In this study, two basic concepts of political geography, i.e. “territory” and “territoriality” in the constitutions of the constitutional revolution and Islamic Republic of Iran were explored. The study indicates that internal and external factors affected the wherefore of codification of these two constitutions and the use of concept of “territory”. Firstly, comparing the concept of “territory” in these two constitutions revealed that this concept is presented in constitution of constitutional revolution according to definitions offered for it in political geography. There is no article in the constitution of the constitutional revolution and in its amendment about “territory” beyond the scopes of country borderlines.
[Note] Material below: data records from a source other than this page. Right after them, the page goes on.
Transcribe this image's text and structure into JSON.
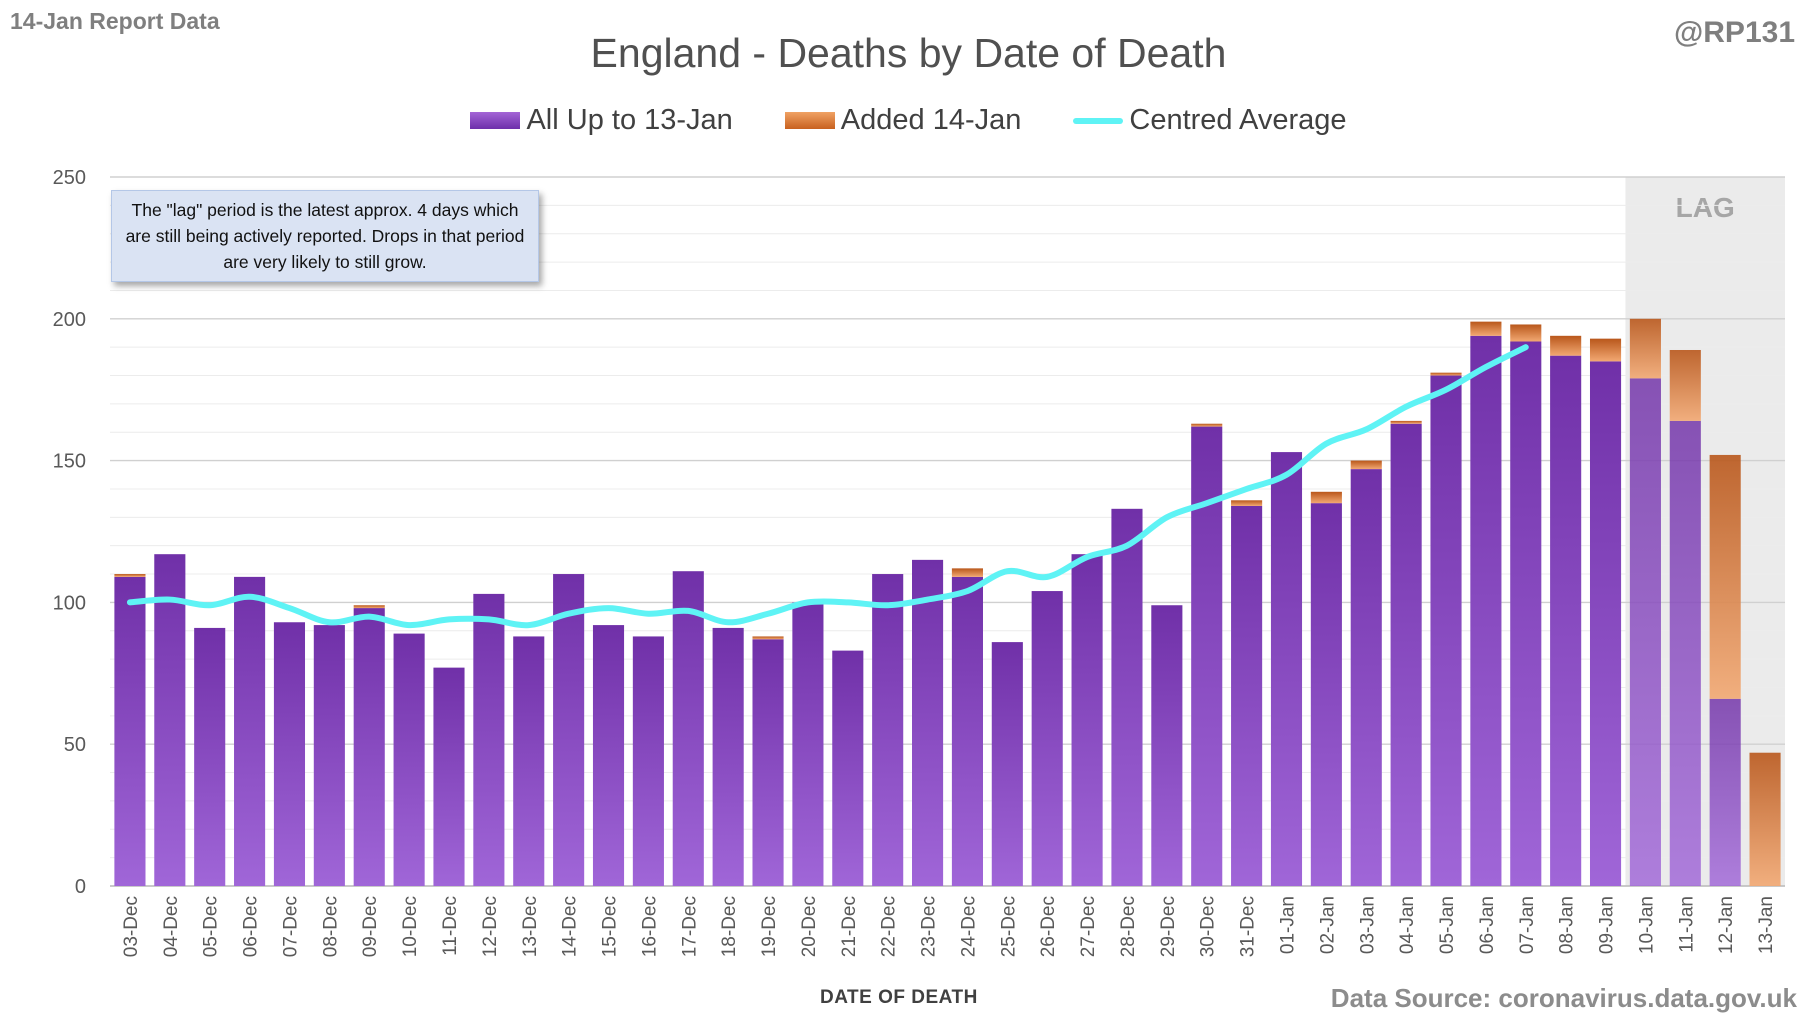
{
  "report_label": "14-Jan Report Data",
  "author": "@RP131",
  "lag_note": "The \"lag\" period is the latest approx. 4 days which are still being actively reported.  Drops in that period are very likely to still grow.",
  "source_note": "Data Source: coronavirus.data.gov.uk",
  "colors": {
    "all": "#7b35bd",
    "added": "#d9732e",
    "average": "#5ff3f5",
    "lag_shade": "#ebebeb"
  },
  "chart_data": {
    "type": "bar",
    "stacked": true,
    "title": "England - Deaths by Date of Death",
    "xlabel": "DATE OF DEATH",
    "ylabel": "",
    "ylim": [
      0,
      250
    ],
    "yticks": [
      0,
      50,
      100,
      150,
      200,
      250
    ],
    "grid": true,
    "legend_position": "top",
    "lag_label": "LAG",
    "lag_categories": [
      "10-Jan",
      "11-Jan",
      "12-Jan",
      "13-Jan"
    ],
    "categories": [
      "03-Dec",
      "04-Dec",
      "05-Dec",
      "06-Dec",
      "07-Dec",
      "08-Dec",
      "09-Dec",
      "10-Dec",
      "11-Dec",
      "12-Dec",
      "13-Dec",
      "14-Dec",
      "15-Dec",
      "16-Dec",
      "17-Dec",
      "18-Dec",
      "19-Dec",
      "20-Dec",
      "21-Dec",
      "22-Dec",
      "23-Dec",
      "24-Dec",
      "25-Dec",
      "26-Dec",
      "27-Dec",
      "28-Dec",
      "29-Dec",
      "30-Dec",
      "31-Dec",
      "01-Jan",
      "02-Jan",
      "03-Jan",
      "04-Jan",
      "05-Jan",
      "06-Jan",
      "07-Jan",
      "08-Jan",
      "09-Jan",
      "10-Jan",
      "11-Jan",
      "12-Jan",
      "13-Jan"
    ],
    "series": [
      {
        "name": "All Up to 13-Jan",
        "kind": "bar",
        "values": [
          109,
          117,
          91,
          109,
          93,
          92,
          98,
          89,
          77,
          103,
          88,
          110,
          92,
          88,
          111,
          91,
          87,
          100,
          83,
          110,
          115,
          109,
          86,
          104,
          117,
          133,
          99,
          162,
          134,
          153,
          135,
          147,
          163,
          180,
          194,
          192,
          187,
          185,
          179,
          164,
          66,
          0
        ]
      },
      {
        "name": "Added 14-Jan",
        "kind": "bar",
        "values": [
          1,
          0,
          0,
          0,
          0,
          0,
          1,
          0,
          0,
          0,
          0,
          0,
          0,
          0,
          0,
          0,
          1,
          0,
          0,
          0,
          0,
          3,
          0,
          0,
          0,
          0,
          0,
          1,
          2,
          0,
          4,
          3,
          1,
          1,
          5,
          6,
          7,
          8,
          21,
          25,
          86,
          47
        ]
      },
      {
        "name": "Centred Average",
        "kind": "line",
        "values": [
          100,
          101,
          99,
          102,
          98,
          93,
          95,
          92,
          94,
          94,
          92,
          96,
          98,
          96,
          97,
          93,
          96,
          100,
          100,
          99,
          101,
          104,
          111,
          109,
          116,
          120,
          130,
          135,
          140,
          145,
          156,
          161,
          169,
          175,
          183,
          190,
          null,
          null,
          null,
          null,
          null,
          null
        ]
      }
    ]
  }
}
In contrast, in the constitution of the Islamic Republic of Iran, not only there is such a conception of “territory”, but also in some articles like 11, 152, and 154 “territory” is considered the same as “ Ummah” without any boundary. The main reasons for such a basic difference are first, spatial condition of codification of these laws, and second, difference in the views of legislators toward governance. Also, these two constitutions differ from each other with respect to “territoriality” and relevant aspects (political organization of space, territoriality and territoriality). As, the constitution of the constitutional revolution merely deals with the issues of “political organization of space” and “territoriality”; while in the constitution of Islamic Republic of Iran, the issue of “territorialization” is considered besides them. The main reason is the “scholastic” nature of this constitution. Most articles of the constitution of constitutional revolution deal with “political organization of space”, whereas in the constitution of the Islamic Republic of Iran most articles concern with “territorialization”. This shows the sensitivity of legislators about “preserving territory” which is somewhat due to the experience of the “failure of constitutional revolution”.